I saw something on my way into Philadelphia one fall morning that was terrifying and intensely beautiful at the same time. There wasn’t much traffic so I was going pretty fast. Along the very side of the highway was a large deer sitting upright and looking back to the cars going by. I have never seen anything like that before. He looked so serene I thought it might be a statue. He was upright, with his legs tucked underneath him. The image was stunning and deeply frightening at the same time. He was poised, beautiful, very large, and intensely vulnerable. He must have been hit by a car and was either completely stunned or his legs were injured. I can’t think of any other explanation for that.
I gasped and found it hard to breathe and was frightened for that beautiful creature.

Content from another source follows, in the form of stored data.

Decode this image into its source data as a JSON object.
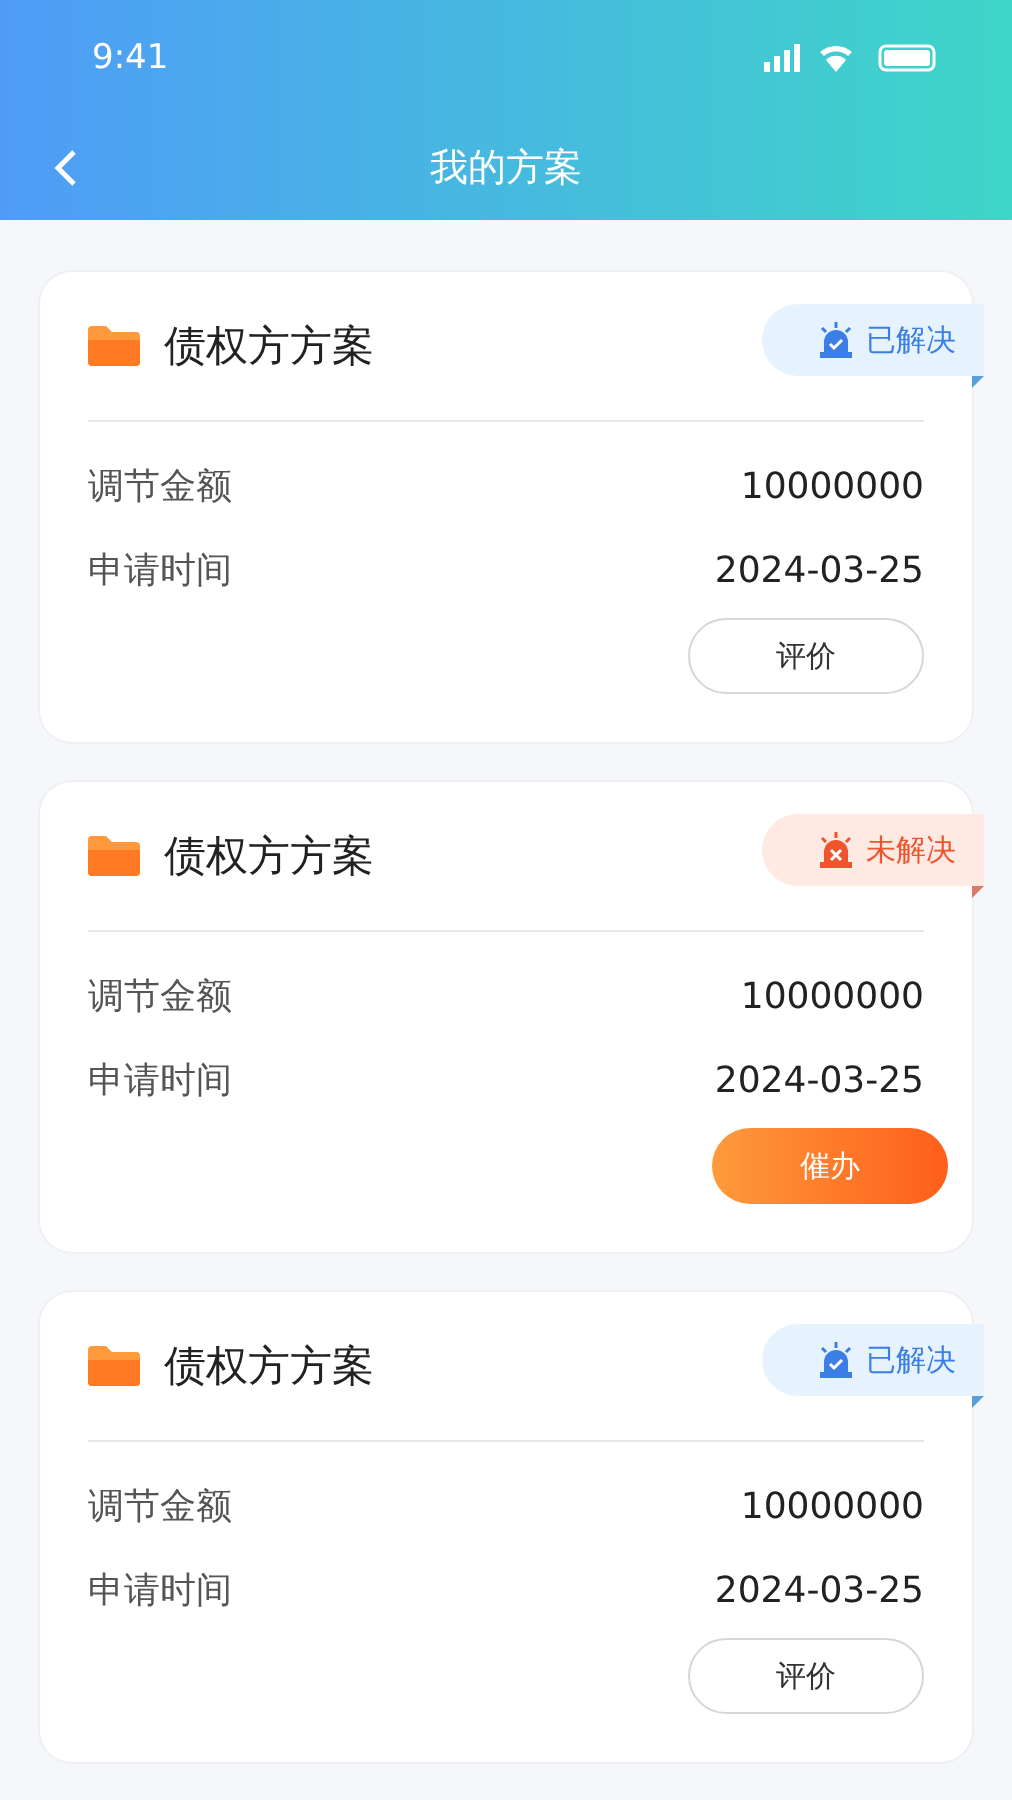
{
  "status_bar": {
    "time": "9:41"
  },
  "nav": {
    "title": "我的方案"
  },
  "plans": [
    {
      "title": "债权方方案",
      "status": {
        "kind": "resolved",
        "label": "已解决"
      },
      "fields": [
        {
          "label": "调节金额",
          "value": "10000000"
        },
        {
          "label": "申请时间",
          "value": "2024-03-25"
        }
      ],
      "action": {
        "kind": "outline",
        "label": "评价"
      }
    },
    {
      "title": "债权方方案",
      "status": {
        "kind": "unresolved",
        "label": "未解决"
      },
      "fields": [
        {
          "label": "调节金额",
          "value": "10000000"
        },
        {
          "label": "申请时间",
          "value": "2024-03-25"
        }
      ],
      "action": {
        "kind": "primary",
        "label": "催办"
      }
    },
    {
      "title": "债权方方案",
      "status": {
        "kind": "resolved",
        "label": "已解决"
      },
      "fields": [
        {
          "label": "调节金额",
          "value": "10000000"
        },
        {
          "label": "申请时间",
          "value": "2024-03-25"
        }
      ],
      "action": {
        "kind": "outline",
        "label": "评价"
      }
    }
  ]
}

He was so vulnerable. It’s hard for me to fathom how he got there and of course, what happened to him after I drove by. I could not, and can not get the image of him out of my mind. My mind has wanted, and continues to want to make up stories about him and what happened.

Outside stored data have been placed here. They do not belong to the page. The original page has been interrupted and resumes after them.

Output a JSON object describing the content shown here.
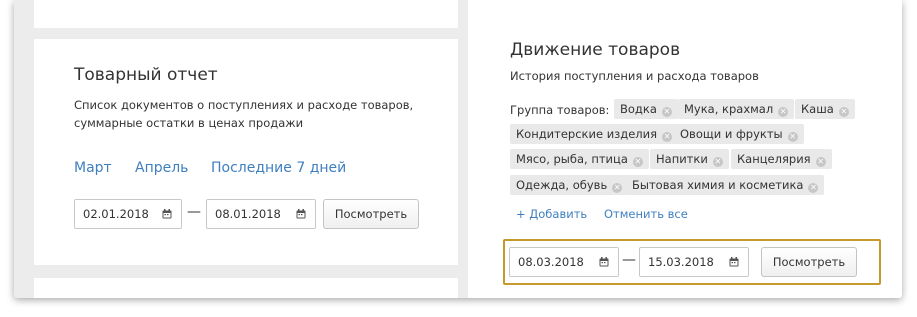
{
  "report": {
    "title": "Товарный отчет",
    "description": "Список документов о поступлениях и расходе товаров, суммарные остатки в ценах продажи",
    "periods": [
      "Март",
      "Апрель",
      "Последние 7 дней"
    ],
    "date_from": "02.01.2018",
    "date_to": "08.01.2018",
    "view_button": "Посмотреть"
  },
  "movement": {
    "title": "Движение товаров",
    "description": "История поступления и расхода товаров",
    "group_label": "Группа товаров:",
    "tags": [
      "Водка",
      "Мука, крахмал",
      "Каша",
      "Кондитерские изделия",
      "Овощи и фрукты",
      "Мясо, рыба, птица",
      "Напитки",
      "Канцелярия",
      "Одежда, обувь",
      "Бытовая химия и косметика"
    ],
    "add_label": "+ Добавить",
    "cancel_all_label": "Отменить все",
    "date_from": "08.03.2018",
    "date_to": "15.03.2018",
    "view_button": "Посмотреть"
  },
  "separator": "—",
  "colors": {
    "link": "#3f7fbf",
    "focus_outline": "#c49a2c",
    "tag_background": "#e9e9e9",
    "window_background": "#ececec"
  },
  "icons": {
    "date_picker": "calendar-icon",
    "tag_remove": "remove-tag-icon"
  }
}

This is important in relation to Cindy Love.
Cindy was completely vulnerable. Anyone could hurt her or take advantage of her if they wanted to. She was defenseless and totally exposed. She was totally innocent, like the deer on the side of the road not knowing what potential harm could come to her but being there because she had no choice. I won’t think about or dwell on what may have happened to Cindy Love in her time with others. It is too painful. I hope others always treated her with kindness and dignity.
That kind of vulnerable frightens me deeply and yet I know I am like that deer on the side of the highway as well as Cindy Love was like that deer. We are and were both so vulnerable, in our own ways. Is it possible that in truth we all are that vulnerable and just don’t know it? Central to my being are some beliefs I have held for most of my life. We must care for those who can not care for themselves and support those that have no words for themselves and are vulnerable of being run over in this world.

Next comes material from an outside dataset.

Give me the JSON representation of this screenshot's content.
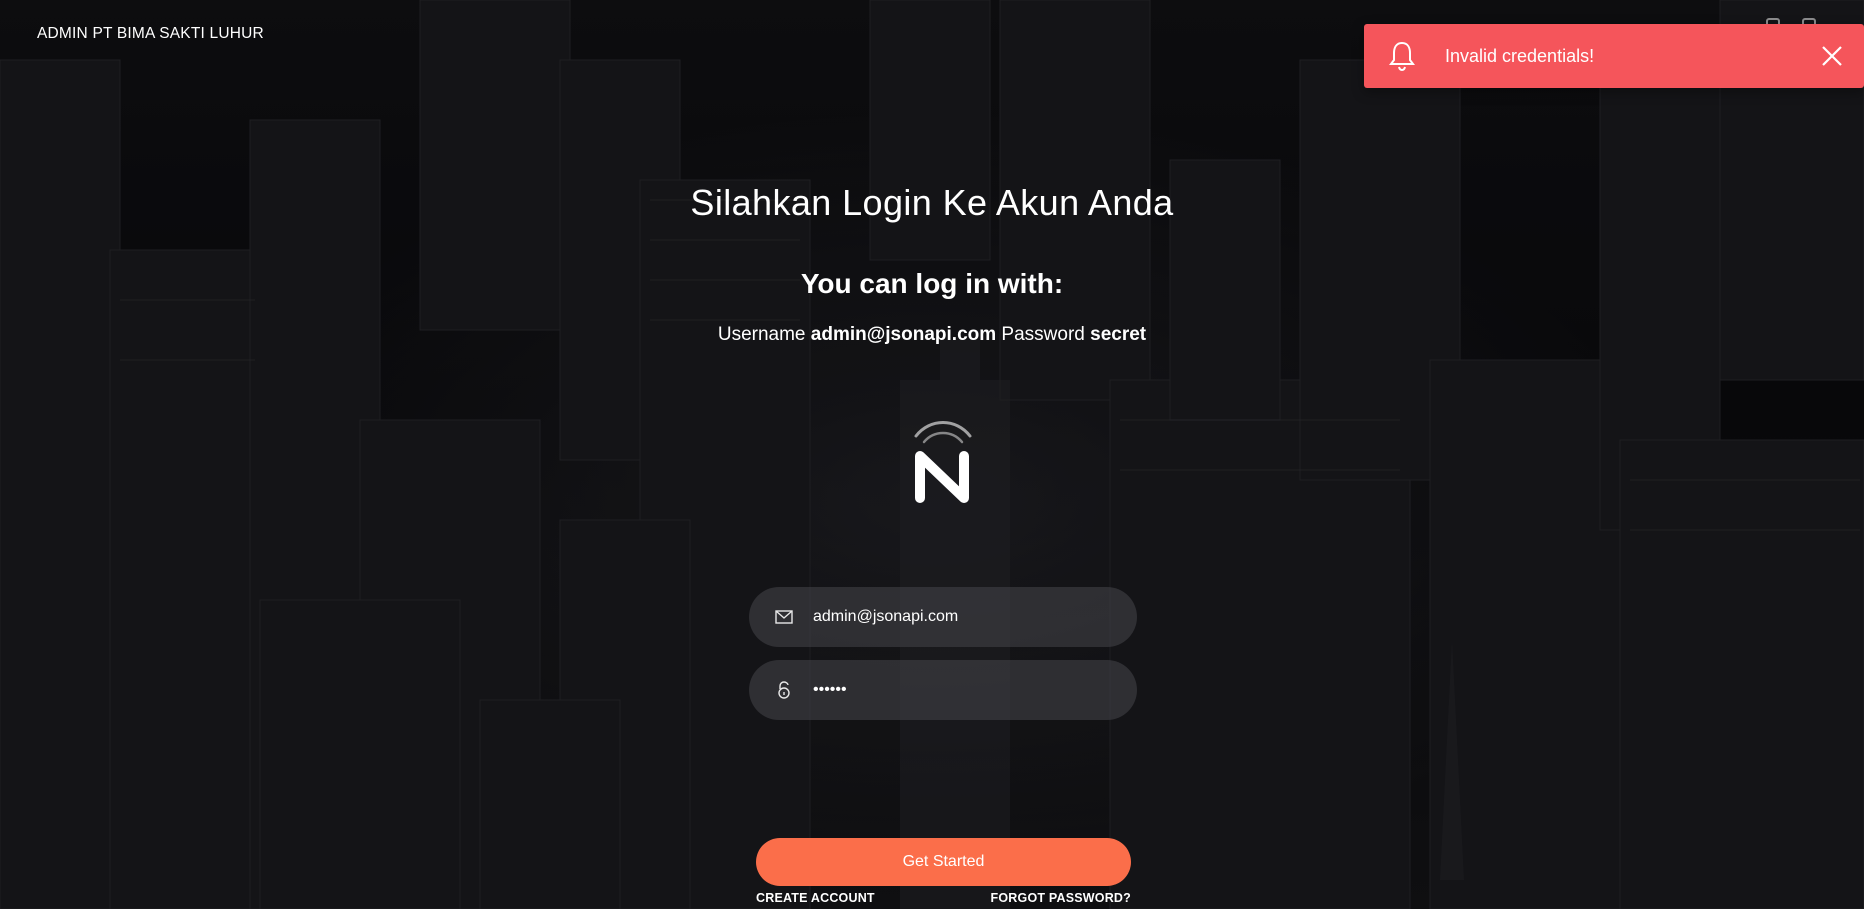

You know what the real, honest the truth is? We need to treat our selves with so much dignity and respect and love that we never hurt another. We need to recognize the simple truth, you and me the same. When I hurt you, I hurt me. When I protect you, I protect me. When I love you, I can not help but love my self.
The thought of that deer on the side of the road was terrifying and exquisitely beautiful at the same time. It took my breath away. I hope someone came along and helped that beautiful being find safety in whatever way was best for him. What is the point if he only suffers?
Was it Cindy’s journey to teach others how to love? Was it that deer’s journey to teach us to be open to the terrifying and exquisite vulnerability that is inherent in all living creatures so that we can hold with love and kindness that which is in front of us? What else is there in this world but the duty and the privilege to care for and love one another? What hope do we have as a planet if we don’t?